Что стоит здесь и сейчас подписка о неразглашении? Да ничего.
– Я должен был… хм… ликвидировать норвежского добровольца.
– Его имя?
– Абу Феллах. Норвежские инстанции могут подтвердить мои слова.
В последний год европейские мусульмане толпами хлынули в этот регион строить новопровозглашенный «халифат». Западные службы безопасности всполошились. Опасались, что эти люди, обладающие боевым опытом и воинственные, решат вернуться в свои родные страны.
Американец медленно покачал головой, под балаклавой слегка обозначились черты лица.
– Мы навели справки. Ни Норвегия, ни другие союзники не могут подтвердить твою складную историю.
Джонни почувствовал, как перехватило горло, дышать стало нечем. Всему приходит конец, в том числе и удаче, которая до сих пор была на его стороне. Десять лет он работал на разведку, в самых горячих точках, в Афганистане, Ливии и Ираке. Удостоился многих наград. Не раз был на волосок от гибели, но бог любит норвежцев, так вроде говорят?
Дело дрянь.
– Повторяю, – продолжал допросчик. – Чем ты занимался?
За долгие годы службы все в нем выгорело, иллюзии пропали. Ближний Восток так или иначе катится в тартарары, хоть вмешивайся Запад, хоть не вмешивайся. Вмешательство либо бессмысленно, либо только ухудшает положение.
Примерно год назад с ним связался некий офицер, предложил задание вне официальных каналов. Задание величайшей национальной важности, для выполнения которого мирной Норвегии недостало политической воли. Нужно было выехать в Курдистан, забрать американское оружие, купленное на оружейном рынке в столице, связаться с бывшим американским спецназовцем, который сражался там против Исламского государства[14], и перейти через ничейную землю, то есть фактически через линию фронта, в подконтрольный ИГ поселок, где находился норвежец Феллах. О том, что посылают его без ведома государства, никто словом не обмолвился.

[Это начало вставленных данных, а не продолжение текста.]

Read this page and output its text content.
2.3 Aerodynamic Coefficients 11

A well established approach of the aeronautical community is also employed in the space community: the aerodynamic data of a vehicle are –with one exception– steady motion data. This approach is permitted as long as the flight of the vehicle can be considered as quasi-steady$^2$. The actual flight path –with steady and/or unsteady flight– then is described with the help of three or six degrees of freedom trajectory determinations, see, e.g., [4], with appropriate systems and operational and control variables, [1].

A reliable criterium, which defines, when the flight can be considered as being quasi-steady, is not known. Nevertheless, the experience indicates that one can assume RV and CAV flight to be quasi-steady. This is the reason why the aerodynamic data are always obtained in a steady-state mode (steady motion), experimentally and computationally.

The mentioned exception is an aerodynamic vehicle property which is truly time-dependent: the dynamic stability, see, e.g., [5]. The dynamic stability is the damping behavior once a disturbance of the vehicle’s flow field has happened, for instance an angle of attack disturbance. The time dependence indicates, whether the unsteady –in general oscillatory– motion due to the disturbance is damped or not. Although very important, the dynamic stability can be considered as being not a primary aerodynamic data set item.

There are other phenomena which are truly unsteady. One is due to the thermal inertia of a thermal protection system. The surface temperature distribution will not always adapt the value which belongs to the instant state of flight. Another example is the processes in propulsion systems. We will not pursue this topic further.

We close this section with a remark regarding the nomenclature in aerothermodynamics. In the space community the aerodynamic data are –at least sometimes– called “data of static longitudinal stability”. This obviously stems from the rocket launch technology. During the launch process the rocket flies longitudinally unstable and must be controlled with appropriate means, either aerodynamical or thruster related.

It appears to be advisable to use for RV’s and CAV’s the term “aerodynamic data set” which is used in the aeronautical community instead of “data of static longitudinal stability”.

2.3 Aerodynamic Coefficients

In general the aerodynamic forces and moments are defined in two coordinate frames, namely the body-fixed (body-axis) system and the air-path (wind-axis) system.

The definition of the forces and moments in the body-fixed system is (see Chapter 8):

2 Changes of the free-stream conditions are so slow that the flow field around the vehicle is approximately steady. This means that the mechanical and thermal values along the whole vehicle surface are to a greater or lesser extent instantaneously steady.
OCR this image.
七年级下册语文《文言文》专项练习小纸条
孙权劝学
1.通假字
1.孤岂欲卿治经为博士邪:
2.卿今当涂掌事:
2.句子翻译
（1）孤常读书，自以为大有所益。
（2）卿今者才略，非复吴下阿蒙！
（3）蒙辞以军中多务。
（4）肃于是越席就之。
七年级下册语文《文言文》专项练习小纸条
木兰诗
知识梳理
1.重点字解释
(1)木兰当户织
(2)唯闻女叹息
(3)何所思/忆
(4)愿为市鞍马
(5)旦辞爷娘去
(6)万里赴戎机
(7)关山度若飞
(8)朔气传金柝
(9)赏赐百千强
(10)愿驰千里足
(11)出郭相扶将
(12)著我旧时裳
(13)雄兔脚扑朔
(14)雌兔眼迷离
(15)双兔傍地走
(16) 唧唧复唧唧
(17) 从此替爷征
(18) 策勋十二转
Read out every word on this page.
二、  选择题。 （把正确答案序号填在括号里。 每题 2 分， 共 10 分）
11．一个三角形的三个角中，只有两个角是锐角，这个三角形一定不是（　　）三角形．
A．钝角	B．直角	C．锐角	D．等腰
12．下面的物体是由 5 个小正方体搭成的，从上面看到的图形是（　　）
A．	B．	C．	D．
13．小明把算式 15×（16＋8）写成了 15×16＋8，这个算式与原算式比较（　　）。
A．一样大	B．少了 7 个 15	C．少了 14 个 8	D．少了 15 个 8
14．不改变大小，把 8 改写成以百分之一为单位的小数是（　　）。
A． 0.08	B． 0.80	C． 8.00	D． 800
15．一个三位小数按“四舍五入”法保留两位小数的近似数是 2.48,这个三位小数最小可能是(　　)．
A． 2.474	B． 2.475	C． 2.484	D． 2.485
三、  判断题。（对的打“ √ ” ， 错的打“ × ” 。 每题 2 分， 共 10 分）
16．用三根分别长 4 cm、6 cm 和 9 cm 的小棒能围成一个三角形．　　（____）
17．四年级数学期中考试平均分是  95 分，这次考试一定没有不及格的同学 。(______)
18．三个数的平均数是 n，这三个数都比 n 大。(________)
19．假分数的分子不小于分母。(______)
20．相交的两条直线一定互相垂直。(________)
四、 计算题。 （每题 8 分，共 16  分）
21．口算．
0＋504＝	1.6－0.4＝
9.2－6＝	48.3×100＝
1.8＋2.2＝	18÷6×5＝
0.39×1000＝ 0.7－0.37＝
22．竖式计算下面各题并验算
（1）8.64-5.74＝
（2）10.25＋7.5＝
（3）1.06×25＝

На миг вспомнилось случившееся – пот, сердцебиение и обрывки зрительных образов. Низкий дом, зеленая картинка в приборе ночного видения. Прохладные комнаты, пыльные ковры, выстрелы через глушитель, взгляд мальчугана в коридоре.
Думать об этом не было сил, и Джонни оттолкнул воспоминания.
Их засекли прямо перед тем, как они добрались до зарослей высокой травы на ничейной земле. Задание было выполнено, только вот американец погиб. Джонни сумел сбежать, однако когда вернулся на курдскую сторону, курдские ополченцы задержали его. Почему его сцапали, он не знал, но предполагал, что ИГ пустило слух насчет исчезновения одного из их собственных людей. Отомстило ему за содеянное и за то, что он сумел от них сбежать. На фронте все знали, что воюющие стороны доверяли депешам друг друга.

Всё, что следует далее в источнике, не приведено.